You should set up the Authenticator app before travelling, and you should also check guidance beforehand as some countries have additional restrictions and conditions of use - for example:
Microsoft Authenticator for Android in the public cloud in China (External site link - to Microsoft)
Microsoft also provides instructions on installing the Authenticator app,
Download and install the Microsoft Authenticator app (External site link - to Microsoft)
If you have set up MFA to verify by entering a code received in a text or phone call you may encounter one of these scenarios:
1. I didn't enter the code in time and now it won't work
The codes sent are programmed to expire after a few minutes, therefore you should enter these as soon as possible for the verification to succeed. If you are delayed in entering the code, and it has expired, you should close the Microsoft application you are using and re-open it. This will prompt a new code to be sent by Microsoft and you should enter this new code as soon as possible to verify your details.

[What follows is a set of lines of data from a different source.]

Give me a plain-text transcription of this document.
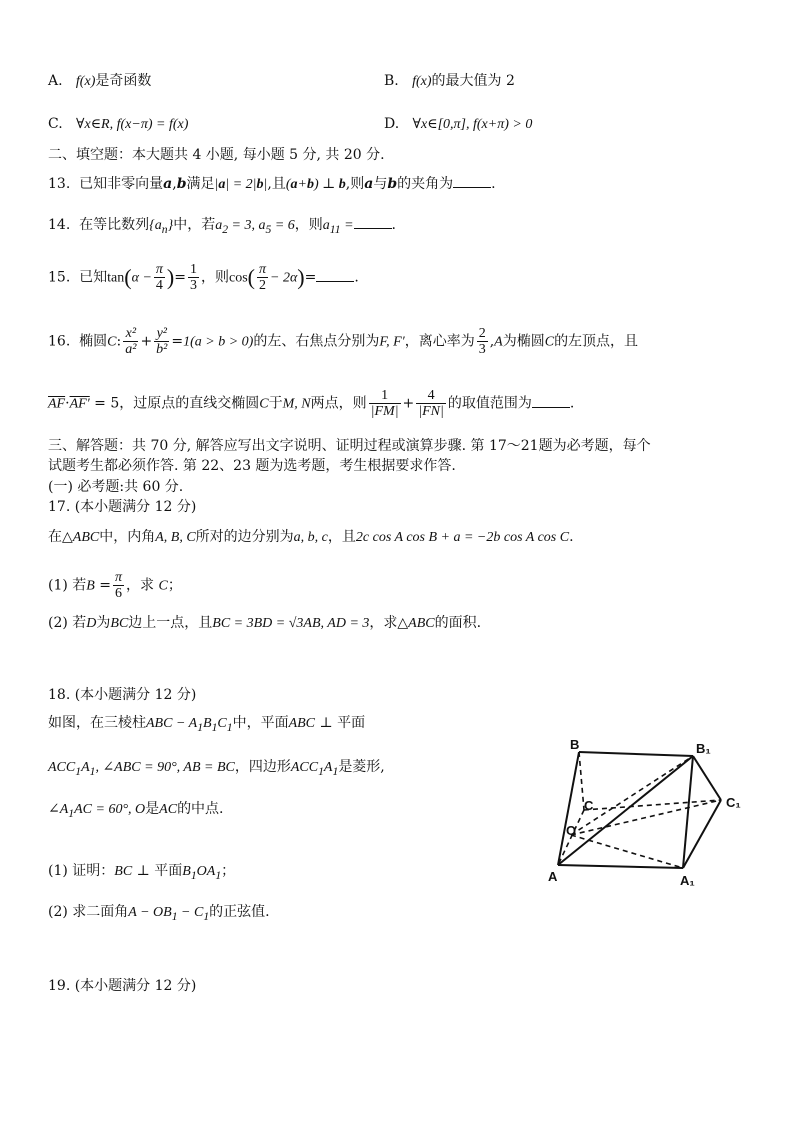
A. f(x)是奇函数	B. f(x)的最大值为 2
C. ∀x∈R, f(x−π) = f(x)	D. ∀x∈[0,π], f(x+π) > 0
二、填空题：本大题共 4 小题, 每小题 5 分, 共 20 分.
13. 已知非零向量a,b满足|a| = 2|b|,且(a+b) ⊥ b,则a与b的夹角为	.
14. 在等比数列$\{a_n\}$中，若$a_2 = 3$, $a_5 = 6$，则$a_{11}$ =	.
15. 已知$\tan(\alpha - \frac{\pi}{4}$ )= $\frac{1}{3}$ ，则$\cos( \frac{\pi}{2} - 2\alpha)=$	.
16. 椭圆C: $\frac{\text{x²}}{\text{a²}} + \frac{\text{y²}}{\text{b²}} =1(a > b > 0)$的左、右焦点分别为F, F′，离心率为 $\frac{2}{3} ,A$为椭圆C的左顶点，且
$\overline{AF}\cdot AF' = 5$，过原点的直线交椭圆C于M, N两点，则 $\frac{1}{|FM|} + \frac{4}{|FN|}$ 的取值范围为	.
三、解答题：共 70 分, 解答应写出文字说明、证明过程或演算步骤. 第 17～21题为必考题，每个
试题考生都必须作答. 第 22、23 题为选考题，考生根据要求作答.
(一) 必考题:共 60 分.
17. (本小题满分 12 分)
在△ABC中，内角A, B, C所对的边分别为a, b, c，且2c cos A cos B + a = −2b cos A cos C.
(1) 若$B = \frac{\pi}{6}$ ，求 C；
(2) 若D为BC边上一点，且BC = 3BD = √3AB, AD = 3，求△ABC的面积.
18. (本小题满分 12 分)
如图，在三棱柱ABC − $A_1B_1C_1$中，平面ABC ⊥ 平面
$ACC_1A_1$, ∠ABC = 90°, AB = BC，四边形$ACC_1A_1$是菱形,
$\angle A_1AC = 60^\circ$, O是AC的中点.
(1) 证明：BC ⊥ 平面$B_1OA_1$；
(2) 求二面角$A - OB_1 - C_1$的正弦值.
B	B₁
C	C₁
O
A	A₁
19. (本小题满分 12 分)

2. Nothing happens when I enter the code
If the process doesn't progress when you enter the code to verify it may have timed out for security reasons. If this happens, you should close the Microsoft application you are using and re-open it. You should then be prompted to restart the process.
If you receive an MFA request that appears unusual or when you're not trying to actually connect to a University MFA-secured service (e.g. Azure Virtual Desktop or, for some users, Office 365), DO NOT authenticate it and instead immediately contact the IS Helpline sending them a screenshot of the request. They will investigate the matter.